Overview
Computer Supported Query Formulation
Asymetrix Report 94-5
Published as:
H.A. (Erik) Proper. An Overview of Computer Supported Query Formulation. Technical report, Asymetrix Research Laboratory, University of Queensland, Brisbane, Queensland, Australia, 1994.
1 Introduction
Most present day organisations make use of some automated information system. This usually means that a large body of vital corporate information is stored in these information systems. As a result, an essential function of information systems should be the support of disclosure of this information.
We purposely use the term information disclosure in this context. When using the term information disclosure we envision a computer supported mechanism that allows for an easy and intuitive formulation of queries in a language that is as close to the user’s perception of the universe of discourse as possible. From this point of view, it is only obvious that we do not consider a simple query mechanism where users have to enter complex queries manually and look up what information is stored in a set of relational tables. Without a set of adequate information disclosure avenues an information system becomes worthless since there is no use in storing information that will never be retrieved.

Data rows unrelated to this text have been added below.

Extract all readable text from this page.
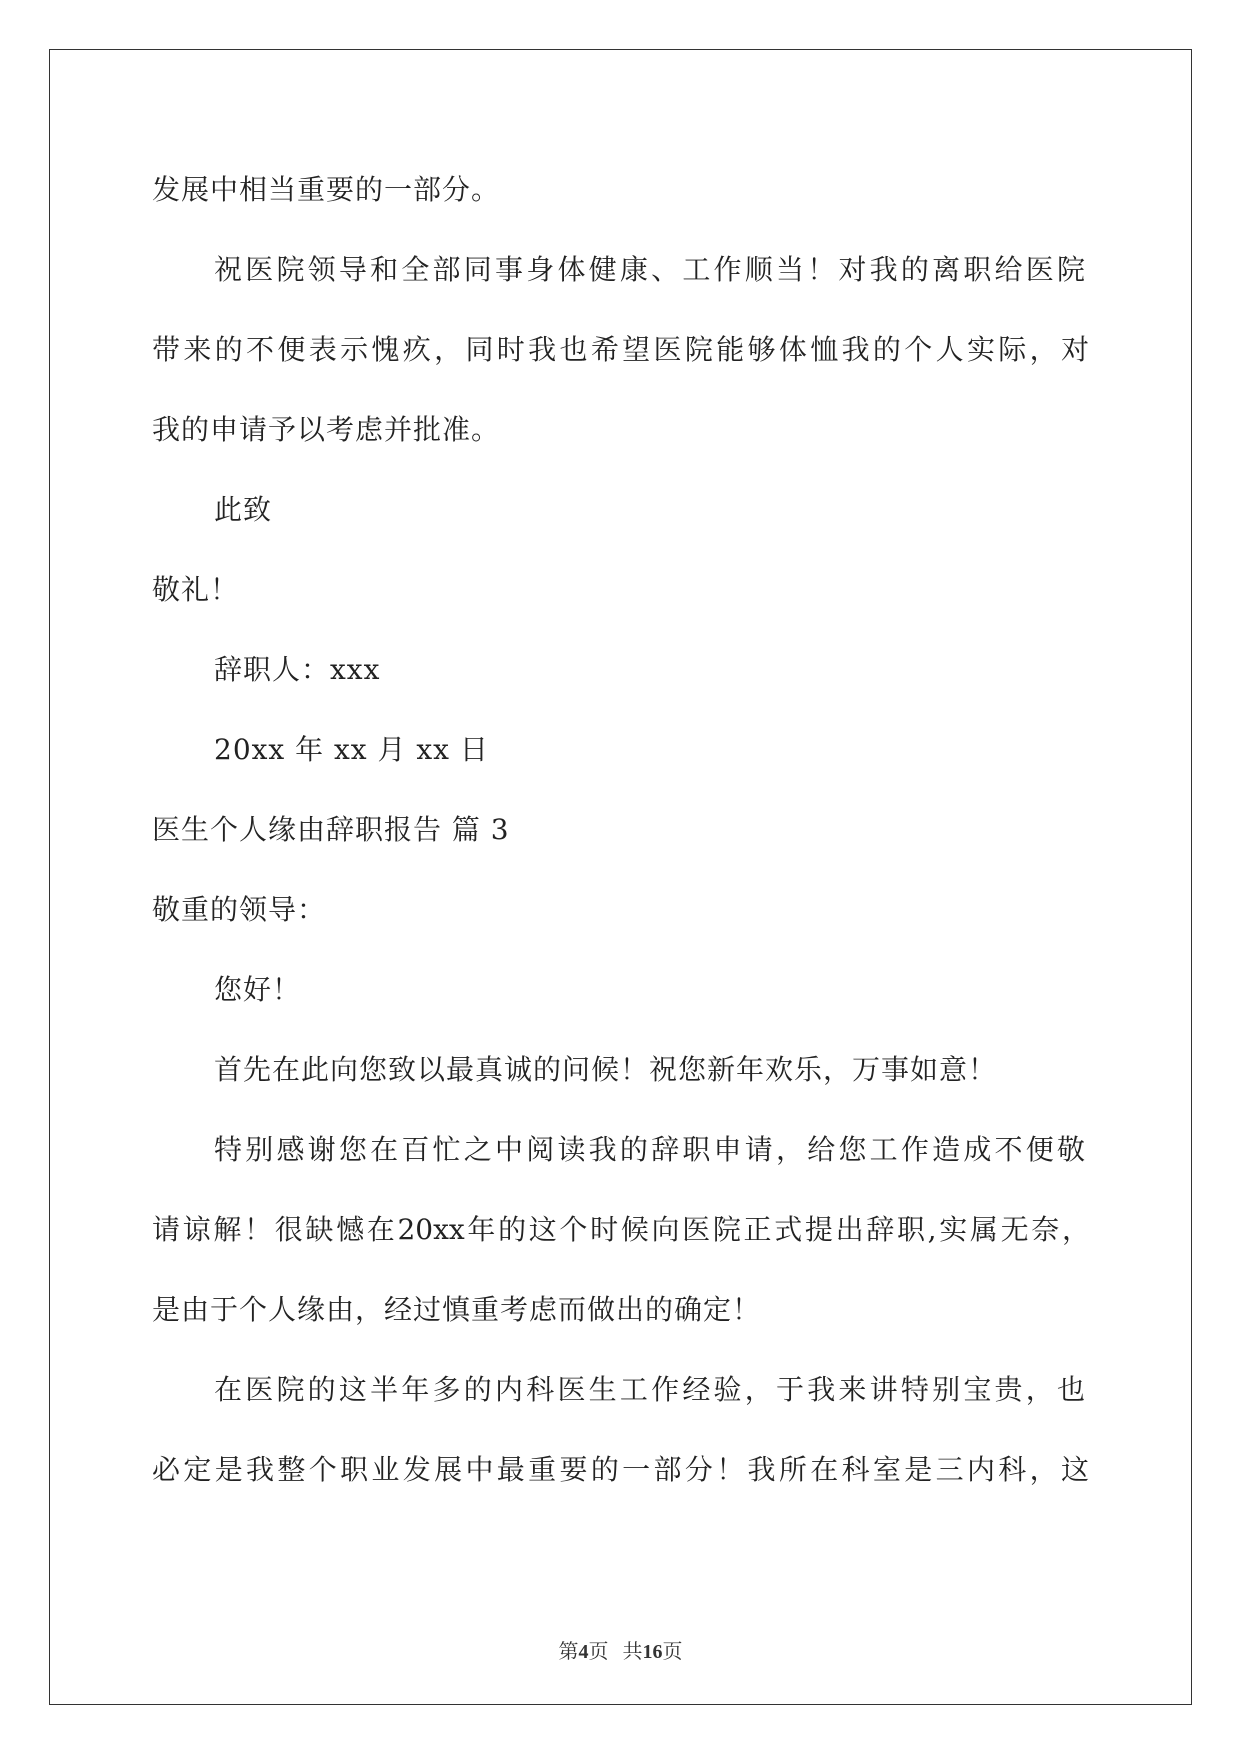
发展中相当重要的一部分。
祝医院领导和全部同事身体健康、工作顺当！对我的离职给医院
带来的不便表示愧疚，同时我也希望医院能够体恤我的个人实际，对
我的申请予以考虑并批准。
此致
敬礼！
辞职人：xxx
20xx 年 xx 月 xx 日
医生个人缘由辞职报告 篇 3
敬重的领导：
您好！
首先在此向您致以最真诚的问候！祝您新年欢乐，万事如意！
特别感谢您在百忙之中阅读我的辞职申请，给您工作造成不便敬
请谅解！很缺憾在20xx年的这个时候向医院正式提出辞职,实属无奈，
是由于个人缘由，经过慎重考虑而做出的确定！
在医院的这半年多的内科医生工作经验，于我来讲特别宝贵，也
必定是我整个职业发展中最重要的一部分！我所在科室是三内科，这
第4页 共16页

An adequate support for information disclosure, however, is far from a trivial problem. Most query languages and query mechanisms do not provide any support for the users in their quest for information. Most of these existing mechanisms can hardly be called disclosure mechanisms as they do not provide users any support during the formulation process. Furthermore, the conceptual schemata of real-life applications tend to be quite large and complicated. As a result, users may easily become lost in conceptual space and they will end up retrieving irrelevant (or even wrong) objects and may miss out on relevant objects. Retrieving irrelevant objects leads to a low precision, missing relevant objects has a negative impact on the recall ([SM83]).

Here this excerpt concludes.